My sister lived in Thailand for a couple of years with a Thai boyfriend. And she said something to me that I quote quite often: "It was the most wonderful preparation for marriage because every time he did something that upset me, instead of feeling that he was doing it on purpose to hurt me, I would step back and say, ‘but he comes from a different country, maybe it has a different meaning." But then she went on to say (she’s now married to an American), "I find that is still what I have to do."

The first step toward community in spite of difference is relativizing your own perception, your own way of seeing the world. You are not going to give it up or throw it away. You will just get it really clear in your mind that it is one of many possible ways of looking at the world, and not the absolute way. The second step is to realize that the people you see everyday—the people you go to bed with or have breakfast with—also see the world rather differently.

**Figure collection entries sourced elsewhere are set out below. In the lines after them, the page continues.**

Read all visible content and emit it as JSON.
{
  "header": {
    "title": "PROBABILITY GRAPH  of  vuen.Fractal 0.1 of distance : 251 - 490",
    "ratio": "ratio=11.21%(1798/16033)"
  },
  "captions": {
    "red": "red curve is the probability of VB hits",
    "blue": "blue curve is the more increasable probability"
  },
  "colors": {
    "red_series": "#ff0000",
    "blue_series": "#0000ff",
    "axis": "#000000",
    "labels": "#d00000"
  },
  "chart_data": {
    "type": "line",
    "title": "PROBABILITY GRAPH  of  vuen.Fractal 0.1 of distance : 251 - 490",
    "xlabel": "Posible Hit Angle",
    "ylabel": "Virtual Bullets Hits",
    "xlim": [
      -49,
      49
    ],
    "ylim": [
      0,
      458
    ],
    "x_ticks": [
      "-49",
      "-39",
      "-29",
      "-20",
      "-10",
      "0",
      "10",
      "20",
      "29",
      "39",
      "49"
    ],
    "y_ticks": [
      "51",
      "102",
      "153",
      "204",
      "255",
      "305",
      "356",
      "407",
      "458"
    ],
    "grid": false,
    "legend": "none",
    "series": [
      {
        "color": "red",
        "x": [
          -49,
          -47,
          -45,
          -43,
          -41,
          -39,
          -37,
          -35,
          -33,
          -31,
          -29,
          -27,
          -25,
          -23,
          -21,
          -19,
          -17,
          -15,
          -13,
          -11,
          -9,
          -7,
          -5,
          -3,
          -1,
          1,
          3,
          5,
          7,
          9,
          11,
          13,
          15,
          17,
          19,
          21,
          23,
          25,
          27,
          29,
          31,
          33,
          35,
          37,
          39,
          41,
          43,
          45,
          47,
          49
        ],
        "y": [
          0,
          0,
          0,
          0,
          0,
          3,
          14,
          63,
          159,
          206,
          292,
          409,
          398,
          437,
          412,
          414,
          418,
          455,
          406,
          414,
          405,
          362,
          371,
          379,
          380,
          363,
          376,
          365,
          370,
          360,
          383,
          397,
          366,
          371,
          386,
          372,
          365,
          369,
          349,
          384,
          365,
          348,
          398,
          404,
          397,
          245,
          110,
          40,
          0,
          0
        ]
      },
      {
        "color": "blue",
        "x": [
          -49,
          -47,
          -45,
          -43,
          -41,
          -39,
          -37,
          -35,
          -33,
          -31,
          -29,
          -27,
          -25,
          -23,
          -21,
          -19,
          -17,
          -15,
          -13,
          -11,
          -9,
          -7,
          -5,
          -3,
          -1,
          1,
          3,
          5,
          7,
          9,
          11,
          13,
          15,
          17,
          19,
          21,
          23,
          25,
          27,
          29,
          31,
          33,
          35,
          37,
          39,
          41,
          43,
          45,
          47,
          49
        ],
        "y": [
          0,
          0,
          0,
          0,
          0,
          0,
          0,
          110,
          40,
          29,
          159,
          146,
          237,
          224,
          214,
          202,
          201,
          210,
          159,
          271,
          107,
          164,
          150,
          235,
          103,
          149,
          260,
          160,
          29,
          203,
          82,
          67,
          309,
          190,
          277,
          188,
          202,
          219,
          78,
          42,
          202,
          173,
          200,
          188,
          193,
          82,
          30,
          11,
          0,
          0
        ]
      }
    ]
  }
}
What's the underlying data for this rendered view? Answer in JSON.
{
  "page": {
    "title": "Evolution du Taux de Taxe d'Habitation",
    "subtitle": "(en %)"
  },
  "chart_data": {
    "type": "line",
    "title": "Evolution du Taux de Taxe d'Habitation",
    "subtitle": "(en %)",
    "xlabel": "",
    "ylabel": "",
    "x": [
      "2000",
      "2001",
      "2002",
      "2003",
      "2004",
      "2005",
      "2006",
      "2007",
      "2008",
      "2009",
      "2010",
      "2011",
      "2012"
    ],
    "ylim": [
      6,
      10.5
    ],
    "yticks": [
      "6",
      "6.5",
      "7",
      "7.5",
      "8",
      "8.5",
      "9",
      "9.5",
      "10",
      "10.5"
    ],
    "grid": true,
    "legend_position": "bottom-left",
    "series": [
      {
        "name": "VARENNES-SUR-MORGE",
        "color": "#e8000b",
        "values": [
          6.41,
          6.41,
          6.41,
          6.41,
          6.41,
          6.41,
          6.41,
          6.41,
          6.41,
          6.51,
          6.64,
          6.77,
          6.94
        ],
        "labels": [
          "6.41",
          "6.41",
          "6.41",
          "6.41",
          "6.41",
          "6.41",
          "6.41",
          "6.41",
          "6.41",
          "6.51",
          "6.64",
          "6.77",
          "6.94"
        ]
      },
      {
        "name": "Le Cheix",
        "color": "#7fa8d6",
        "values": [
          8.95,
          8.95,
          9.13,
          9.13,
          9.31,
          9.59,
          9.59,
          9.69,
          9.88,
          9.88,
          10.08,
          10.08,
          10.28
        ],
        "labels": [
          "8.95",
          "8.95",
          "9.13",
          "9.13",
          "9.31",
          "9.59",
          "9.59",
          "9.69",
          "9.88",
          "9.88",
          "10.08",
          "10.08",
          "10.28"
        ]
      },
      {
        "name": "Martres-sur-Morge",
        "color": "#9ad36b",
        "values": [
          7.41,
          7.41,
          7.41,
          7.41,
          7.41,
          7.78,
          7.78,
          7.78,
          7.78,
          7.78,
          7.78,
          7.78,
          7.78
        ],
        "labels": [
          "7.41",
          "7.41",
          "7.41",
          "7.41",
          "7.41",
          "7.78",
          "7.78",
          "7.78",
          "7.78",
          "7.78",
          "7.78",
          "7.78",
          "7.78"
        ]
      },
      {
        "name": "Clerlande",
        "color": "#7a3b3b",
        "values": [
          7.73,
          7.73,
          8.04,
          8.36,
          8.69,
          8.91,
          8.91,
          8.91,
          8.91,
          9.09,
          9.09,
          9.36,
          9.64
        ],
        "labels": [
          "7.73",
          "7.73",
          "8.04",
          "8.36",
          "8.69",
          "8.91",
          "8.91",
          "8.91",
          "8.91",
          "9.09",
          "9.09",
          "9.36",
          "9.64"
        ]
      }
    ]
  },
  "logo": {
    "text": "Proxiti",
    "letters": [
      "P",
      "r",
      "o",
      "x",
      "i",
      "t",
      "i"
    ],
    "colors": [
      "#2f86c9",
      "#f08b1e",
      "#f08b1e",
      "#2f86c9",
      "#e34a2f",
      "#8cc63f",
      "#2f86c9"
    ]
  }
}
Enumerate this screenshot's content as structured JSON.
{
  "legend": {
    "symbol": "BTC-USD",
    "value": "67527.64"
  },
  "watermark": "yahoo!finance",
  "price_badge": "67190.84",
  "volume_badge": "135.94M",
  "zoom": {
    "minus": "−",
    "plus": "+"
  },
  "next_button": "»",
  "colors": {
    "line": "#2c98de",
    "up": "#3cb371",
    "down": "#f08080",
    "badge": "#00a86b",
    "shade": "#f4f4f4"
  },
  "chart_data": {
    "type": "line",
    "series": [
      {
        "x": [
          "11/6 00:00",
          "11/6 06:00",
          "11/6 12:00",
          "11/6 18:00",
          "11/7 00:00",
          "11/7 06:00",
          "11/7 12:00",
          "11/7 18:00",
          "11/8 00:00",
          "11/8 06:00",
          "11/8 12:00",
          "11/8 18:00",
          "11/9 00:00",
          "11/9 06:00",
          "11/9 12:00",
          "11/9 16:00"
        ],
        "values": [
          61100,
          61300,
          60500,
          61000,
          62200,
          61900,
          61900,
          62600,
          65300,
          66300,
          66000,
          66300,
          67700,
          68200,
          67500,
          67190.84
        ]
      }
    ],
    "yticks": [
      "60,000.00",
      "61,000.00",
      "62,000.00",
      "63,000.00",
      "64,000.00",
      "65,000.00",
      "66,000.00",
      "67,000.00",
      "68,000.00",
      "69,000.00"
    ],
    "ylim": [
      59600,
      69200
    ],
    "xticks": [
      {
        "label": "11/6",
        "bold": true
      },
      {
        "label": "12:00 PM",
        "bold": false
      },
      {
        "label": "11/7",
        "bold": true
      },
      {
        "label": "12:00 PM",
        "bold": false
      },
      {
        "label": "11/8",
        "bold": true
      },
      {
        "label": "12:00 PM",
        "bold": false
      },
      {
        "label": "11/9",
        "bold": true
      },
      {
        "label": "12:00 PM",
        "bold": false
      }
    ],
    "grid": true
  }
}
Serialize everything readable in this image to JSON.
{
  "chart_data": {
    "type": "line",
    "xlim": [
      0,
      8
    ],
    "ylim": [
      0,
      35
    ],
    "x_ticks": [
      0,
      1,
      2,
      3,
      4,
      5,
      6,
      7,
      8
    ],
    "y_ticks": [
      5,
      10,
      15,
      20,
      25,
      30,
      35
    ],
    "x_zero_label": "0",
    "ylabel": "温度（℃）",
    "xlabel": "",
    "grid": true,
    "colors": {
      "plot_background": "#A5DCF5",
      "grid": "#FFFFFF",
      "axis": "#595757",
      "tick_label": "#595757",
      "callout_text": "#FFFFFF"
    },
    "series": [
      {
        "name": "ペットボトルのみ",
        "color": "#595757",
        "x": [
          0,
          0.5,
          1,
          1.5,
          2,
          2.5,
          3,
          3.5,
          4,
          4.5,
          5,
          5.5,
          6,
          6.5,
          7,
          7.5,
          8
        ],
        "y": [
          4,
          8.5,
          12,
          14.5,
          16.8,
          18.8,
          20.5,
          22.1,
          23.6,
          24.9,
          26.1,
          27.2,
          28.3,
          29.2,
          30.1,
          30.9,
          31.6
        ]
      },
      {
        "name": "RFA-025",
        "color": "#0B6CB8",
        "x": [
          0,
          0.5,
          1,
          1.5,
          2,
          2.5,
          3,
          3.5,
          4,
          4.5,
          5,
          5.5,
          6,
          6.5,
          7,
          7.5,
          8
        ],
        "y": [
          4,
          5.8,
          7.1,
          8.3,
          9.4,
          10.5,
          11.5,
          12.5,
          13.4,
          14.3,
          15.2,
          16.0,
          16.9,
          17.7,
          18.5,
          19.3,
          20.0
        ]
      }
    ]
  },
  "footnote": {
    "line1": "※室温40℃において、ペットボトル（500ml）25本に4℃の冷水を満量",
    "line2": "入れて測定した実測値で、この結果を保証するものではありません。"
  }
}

This has to be, you know. The whole point of the human institution of the family is a way of getting a group of people working together who are different from each other—male, female, old, and young—contributing different things to the household. Of course they have different values, of course they have different priorities and see things differently. The only circumstance under which one can assume that all family members see the world the same way is if you happen to be in a culture where there is one person who is allowed to say how the family will think. And you know who that one person is.

As soon as everybody gets a chance to express their views and be listened to, what you discover within a household is a lot of diversity and a lot of change going on,a pluralistic family. So I have been arguing for a long time that a necessary precondition to community building across lines of religious, ethnic, and racial difference, is to become generally aware of the difference we live with—the diversity of the people under the same roof at a given point and time. How on earth can we deal with people who are profoundly different in their ways of viewing the world unless we honor the most intimate kinds of diversity?

I started out today by inviting you to reflect on your own reactions, emotional and intellectual, to September 11th, as a way of learning about yourself and about changes in perception. You know, they say experience is the best teacher, but most of us are very bad students, because experience is only a good teacher if we reflect on it. So it is very important to combine a subjective and an objective reaction, to approach these events with an awareness of feelings of anger and outrage, but also to approach them with an urgent curiosity—how is it that these people see the world? What is it that they are thinking? What is it that is making them to behave this way?